The pound rose versus its major counterparts, reaching the strongest level since January against the euro, as data showing the U.K. jobless rate unexpectedly dropped in July boosted demand for Britain’s currency.
The pound advanced as U.K. unemployment fell in the three months through July, moving a step closer to the 7 percent threshold at which Bank of England Governor Mark Carney has said officials will reassess their policy stance. Australia’s dollar fell from a seven-week high versus the U.S. currency before a government report tomorrow that economists said will show the nation’s jobless rate increased in August. The yen advanced against all but two of its 16 major peers.
“The unemployment report was really positive” for the pound, said Eimear Daly, a currency-market analyst at Monex Europe Ltd. in London. “The markets have just run with it. Right now the data is acting against Carney. The very policy he created is egging markets to price in an early rate hike.”
The pound gained 0.2 percent to 84.17 pence per euro at 10:44 a.m. London time after reaching 83.83 pence, the strongest level since Jan. 23. The U.K. currency rose 0.2 percent to $1.5763 after touching $1.5827, the highest since Feb. 8.
Britain’s unemployment rate measured by International Labour Organization methods declined to 7.7 percent from 7.8 percent in the second quarter, the Office for National Statistics said in London.

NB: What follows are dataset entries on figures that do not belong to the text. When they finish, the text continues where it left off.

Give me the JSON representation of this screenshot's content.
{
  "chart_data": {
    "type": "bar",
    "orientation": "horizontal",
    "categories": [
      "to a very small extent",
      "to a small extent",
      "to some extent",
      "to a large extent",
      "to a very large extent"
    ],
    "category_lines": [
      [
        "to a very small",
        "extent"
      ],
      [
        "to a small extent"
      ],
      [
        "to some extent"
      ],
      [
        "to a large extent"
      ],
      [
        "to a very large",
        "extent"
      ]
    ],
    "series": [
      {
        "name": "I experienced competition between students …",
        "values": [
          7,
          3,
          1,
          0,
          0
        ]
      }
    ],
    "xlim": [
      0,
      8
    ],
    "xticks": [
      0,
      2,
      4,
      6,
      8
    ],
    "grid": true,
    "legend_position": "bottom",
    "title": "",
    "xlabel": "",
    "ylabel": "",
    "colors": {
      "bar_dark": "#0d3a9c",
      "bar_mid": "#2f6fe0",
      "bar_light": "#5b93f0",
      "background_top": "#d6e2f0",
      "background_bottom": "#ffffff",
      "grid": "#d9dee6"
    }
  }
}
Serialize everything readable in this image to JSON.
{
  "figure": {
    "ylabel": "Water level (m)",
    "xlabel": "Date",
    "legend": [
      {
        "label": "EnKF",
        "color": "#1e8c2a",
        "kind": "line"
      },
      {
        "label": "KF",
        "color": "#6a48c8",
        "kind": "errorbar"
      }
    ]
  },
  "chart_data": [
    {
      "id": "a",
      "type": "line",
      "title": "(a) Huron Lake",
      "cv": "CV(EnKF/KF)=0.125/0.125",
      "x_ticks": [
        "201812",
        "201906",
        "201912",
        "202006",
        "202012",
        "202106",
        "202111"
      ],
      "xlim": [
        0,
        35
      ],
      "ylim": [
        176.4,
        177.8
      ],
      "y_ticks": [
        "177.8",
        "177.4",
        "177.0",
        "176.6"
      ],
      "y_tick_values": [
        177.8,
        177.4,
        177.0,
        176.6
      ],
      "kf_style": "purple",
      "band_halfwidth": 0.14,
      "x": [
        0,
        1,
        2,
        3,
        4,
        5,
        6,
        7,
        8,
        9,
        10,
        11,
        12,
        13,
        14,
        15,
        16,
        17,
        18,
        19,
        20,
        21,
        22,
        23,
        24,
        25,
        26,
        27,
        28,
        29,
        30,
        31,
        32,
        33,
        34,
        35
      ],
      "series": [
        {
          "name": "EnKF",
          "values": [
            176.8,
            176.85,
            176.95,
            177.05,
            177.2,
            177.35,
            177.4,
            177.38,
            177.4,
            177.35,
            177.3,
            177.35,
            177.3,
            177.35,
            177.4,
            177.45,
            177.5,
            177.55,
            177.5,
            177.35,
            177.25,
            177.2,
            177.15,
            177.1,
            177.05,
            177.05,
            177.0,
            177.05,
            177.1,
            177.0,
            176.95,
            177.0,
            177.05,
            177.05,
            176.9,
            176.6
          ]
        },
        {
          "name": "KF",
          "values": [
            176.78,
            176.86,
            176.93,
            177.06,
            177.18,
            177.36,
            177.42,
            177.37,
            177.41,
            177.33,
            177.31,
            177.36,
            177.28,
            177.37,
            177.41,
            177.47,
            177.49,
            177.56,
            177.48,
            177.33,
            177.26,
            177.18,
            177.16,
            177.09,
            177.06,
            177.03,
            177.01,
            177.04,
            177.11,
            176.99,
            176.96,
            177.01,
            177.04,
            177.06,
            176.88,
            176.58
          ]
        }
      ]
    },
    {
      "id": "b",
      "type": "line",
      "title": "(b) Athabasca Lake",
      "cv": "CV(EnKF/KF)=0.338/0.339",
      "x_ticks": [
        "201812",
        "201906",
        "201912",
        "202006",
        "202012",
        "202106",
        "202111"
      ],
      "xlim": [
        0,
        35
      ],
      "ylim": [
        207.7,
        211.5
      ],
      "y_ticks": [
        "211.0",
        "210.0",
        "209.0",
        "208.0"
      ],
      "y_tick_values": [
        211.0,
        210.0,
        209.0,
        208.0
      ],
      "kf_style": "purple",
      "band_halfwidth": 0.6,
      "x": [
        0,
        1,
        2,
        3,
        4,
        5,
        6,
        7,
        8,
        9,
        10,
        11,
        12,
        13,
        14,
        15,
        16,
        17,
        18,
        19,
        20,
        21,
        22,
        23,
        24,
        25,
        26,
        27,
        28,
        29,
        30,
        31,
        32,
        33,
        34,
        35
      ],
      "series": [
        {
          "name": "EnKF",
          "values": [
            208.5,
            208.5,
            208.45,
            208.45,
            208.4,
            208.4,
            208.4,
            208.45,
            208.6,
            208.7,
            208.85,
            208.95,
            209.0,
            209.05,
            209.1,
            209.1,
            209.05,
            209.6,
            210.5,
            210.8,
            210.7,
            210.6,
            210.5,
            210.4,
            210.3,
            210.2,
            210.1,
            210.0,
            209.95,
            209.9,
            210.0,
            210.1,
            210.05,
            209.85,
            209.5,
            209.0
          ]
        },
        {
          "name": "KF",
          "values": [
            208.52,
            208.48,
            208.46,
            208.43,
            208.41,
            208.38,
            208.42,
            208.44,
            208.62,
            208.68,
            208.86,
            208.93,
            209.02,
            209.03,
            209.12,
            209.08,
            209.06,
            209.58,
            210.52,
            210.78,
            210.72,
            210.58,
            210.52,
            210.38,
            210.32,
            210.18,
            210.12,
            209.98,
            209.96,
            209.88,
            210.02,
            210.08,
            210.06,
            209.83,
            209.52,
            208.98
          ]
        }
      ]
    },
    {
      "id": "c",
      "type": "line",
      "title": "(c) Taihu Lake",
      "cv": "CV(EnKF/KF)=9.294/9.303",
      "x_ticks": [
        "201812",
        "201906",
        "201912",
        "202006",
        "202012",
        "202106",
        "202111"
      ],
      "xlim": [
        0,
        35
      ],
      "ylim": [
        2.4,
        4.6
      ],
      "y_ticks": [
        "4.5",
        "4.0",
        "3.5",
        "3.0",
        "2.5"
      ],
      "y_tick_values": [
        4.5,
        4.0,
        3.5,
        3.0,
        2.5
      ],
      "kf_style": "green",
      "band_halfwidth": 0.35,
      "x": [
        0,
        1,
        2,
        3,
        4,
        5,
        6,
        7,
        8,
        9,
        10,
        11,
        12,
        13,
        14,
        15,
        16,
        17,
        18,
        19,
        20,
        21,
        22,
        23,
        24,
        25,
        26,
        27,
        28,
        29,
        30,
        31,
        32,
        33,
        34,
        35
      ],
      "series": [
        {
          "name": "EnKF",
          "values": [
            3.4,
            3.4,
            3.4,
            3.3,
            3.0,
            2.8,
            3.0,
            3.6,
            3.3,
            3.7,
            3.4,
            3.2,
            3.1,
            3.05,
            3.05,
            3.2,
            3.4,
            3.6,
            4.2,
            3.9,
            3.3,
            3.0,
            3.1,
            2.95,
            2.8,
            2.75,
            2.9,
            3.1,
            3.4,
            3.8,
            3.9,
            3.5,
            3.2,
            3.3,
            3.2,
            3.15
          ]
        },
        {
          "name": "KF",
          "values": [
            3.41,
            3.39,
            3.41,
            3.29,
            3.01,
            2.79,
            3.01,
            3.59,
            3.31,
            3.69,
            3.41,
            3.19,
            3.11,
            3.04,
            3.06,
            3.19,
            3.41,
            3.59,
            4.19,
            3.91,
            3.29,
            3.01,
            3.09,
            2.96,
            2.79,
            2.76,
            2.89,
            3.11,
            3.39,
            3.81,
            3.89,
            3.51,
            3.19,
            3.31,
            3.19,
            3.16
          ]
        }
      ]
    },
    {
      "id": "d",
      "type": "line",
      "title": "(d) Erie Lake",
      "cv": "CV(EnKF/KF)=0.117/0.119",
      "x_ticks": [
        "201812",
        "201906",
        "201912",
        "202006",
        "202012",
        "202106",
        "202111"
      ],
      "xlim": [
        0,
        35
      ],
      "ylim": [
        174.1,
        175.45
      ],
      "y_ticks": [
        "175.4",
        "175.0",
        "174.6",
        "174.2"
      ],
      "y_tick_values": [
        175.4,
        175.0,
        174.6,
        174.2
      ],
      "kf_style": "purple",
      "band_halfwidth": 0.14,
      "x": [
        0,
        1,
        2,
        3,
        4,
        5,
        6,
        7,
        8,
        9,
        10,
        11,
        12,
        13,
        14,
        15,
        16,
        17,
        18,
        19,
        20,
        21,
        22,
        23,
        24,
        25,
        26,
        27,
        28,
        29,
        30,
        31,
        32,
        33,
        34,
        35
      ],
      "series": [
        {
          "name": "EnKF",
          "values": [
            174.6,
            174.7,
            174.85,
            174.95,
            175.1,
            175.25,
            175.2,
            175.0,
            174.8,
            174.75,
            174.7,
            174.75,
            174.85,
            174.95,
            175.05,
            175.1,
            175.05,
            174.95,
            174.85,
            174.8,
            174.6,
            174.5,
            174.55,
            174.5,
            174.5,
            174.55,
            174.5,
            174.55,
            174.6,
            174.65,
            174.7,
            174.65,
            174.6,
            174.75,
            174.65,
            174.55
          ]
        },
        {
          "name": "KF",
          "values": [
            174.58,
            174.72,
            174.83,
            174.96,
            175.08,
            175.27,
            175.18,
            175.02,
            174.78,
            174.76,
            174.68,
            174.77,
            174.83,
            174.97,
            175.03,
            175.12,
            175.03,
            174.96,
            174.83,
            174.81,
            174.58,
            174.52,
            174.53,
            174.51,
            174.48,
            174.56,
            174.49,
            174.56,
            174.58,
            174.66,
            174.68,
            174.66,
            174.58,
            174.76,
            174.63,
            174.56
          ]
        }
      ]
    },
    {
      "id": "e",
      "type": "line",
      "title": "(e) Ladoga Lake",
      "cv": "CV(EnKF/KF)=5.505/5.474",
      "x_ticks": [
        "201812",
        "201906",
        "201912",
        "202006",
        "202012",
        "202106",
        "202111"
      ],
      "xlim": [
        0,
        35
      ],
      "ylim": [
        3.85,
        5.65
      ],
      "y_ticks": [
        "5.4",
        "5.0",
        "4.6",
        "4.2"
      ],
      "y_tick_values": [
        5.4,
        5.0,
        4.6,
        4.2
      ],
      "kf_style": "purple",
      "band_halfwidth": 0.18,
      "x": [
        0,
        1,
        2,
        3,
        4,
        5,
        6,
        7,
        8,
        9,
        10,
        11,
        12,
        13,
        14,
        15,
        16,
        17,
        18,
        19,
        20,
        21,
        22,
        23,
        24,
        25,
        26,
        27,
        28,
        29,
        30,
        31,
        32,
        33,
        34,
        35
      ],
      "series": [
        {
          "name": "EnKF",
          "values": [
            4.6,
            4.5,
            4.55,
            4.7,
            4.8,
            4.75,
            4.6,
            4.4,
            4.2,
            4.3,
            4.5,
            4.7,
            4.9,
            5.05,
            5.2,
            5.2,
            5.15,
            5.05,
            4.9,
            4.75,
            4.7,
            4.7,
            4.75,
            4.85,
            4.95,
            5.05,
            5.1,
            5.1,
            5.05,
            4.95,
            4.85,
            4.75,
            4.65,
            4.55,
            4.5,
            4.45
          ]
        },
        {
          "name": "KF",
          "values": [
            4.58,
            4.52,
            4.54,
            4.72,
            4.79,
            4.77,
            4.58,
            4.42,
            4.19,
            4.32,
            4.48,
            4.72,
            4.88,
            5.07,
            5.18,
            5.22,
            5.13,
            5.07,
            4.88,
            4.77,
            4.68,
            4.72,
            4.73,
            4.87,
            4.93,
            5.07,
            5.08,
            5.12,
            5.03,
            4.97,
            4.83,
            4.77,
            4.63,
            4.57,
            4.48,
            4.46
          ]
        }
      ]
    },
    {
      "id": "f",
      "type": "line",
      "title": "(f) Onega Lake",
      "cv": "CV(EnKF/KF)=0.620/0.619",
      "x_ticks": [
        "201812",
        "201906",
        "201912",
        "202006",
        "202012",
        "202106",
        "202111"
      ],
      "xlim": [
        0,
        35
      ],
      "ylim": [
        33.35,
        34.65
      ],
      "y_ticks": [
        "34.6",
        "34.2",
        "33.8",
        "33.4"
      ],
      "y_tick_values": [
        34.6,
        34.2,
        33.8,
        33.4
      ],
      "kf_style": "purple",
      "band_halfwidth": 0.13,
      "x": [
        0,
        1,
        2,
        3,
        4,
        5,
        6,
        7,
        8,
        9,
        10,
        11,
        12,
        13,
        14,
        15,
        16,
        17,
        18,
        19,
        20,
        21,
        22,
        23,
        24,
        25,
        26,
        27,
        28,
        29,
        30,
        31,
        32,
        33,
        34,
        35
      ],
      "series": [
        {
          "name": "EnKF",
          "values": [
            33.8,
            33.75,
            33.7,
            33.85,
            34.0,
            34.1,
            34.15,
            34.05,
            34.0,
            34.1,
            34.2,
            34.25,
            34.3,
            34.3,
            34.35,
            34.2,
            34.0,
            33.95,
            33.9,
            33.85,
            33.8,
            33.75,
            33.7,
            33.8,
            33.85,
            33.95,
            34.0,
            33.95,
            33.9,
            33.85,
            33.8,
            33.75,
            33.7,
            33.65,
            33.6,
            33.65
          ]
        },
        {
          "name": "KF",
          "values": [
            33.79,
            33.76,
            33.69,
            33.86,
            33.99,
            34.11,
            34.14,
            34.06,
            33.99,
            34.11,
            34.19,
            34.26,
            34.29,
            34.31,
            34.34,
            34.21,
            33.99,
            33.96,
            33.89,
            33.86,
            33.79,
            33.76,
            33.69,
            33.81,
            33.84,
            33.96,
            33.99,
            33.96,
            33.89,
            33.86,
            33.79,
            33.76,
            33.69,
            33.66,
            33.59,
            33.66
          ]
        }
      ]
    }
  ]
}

The median forecast of 28 economists was for 7.8 percent.
The dollar snapped a three-day decline versus the euro before Federal Reserve Bank of New York President William C. Dudley speaks tomorrow amid forecasts U.S. policy makers are moving closer to slowing bond purchases.
The dollar was little changed at $1.3267 per euro after dropping 1.1 percent during the previous three days. The U.S. currency fell 0.2 percent to 100.25 yen. The yen climbed 0.1 percent to 133.01 per euro after depreciating to 133.38, the weakest level since May 22.
Dudley said in July that economic growth will probably quicken next year, possibly warranting a reduction in bond purchases. The Fed is forecast to slow its monthly buying to $75 billion from the current $85 billion pace at its Sept. 17-18 meeting, according to the median estimate of economists surveyed by Bloomberg News on Sept. 6.
“There’s definitely some consolidation going on,” said Kasper Kirkegaard, a senior currency strategist at Danske Bank A/S (DANSKE) in Copenhagen. “We have to wait until the Fed’s meeting next week for the next real catalyst.”
Australia’s dollar fell 0.1 percent to 93.05 U.S. cents after strengthening to 93.19 yesterday, the highest level since July 24.
The nation’s jobless rate rose to a four-year high of 5.8 percent last month, from 5.7 percent in July, according to the median estimate of economists surveyed by Bloomberg News before tomorrow’s report.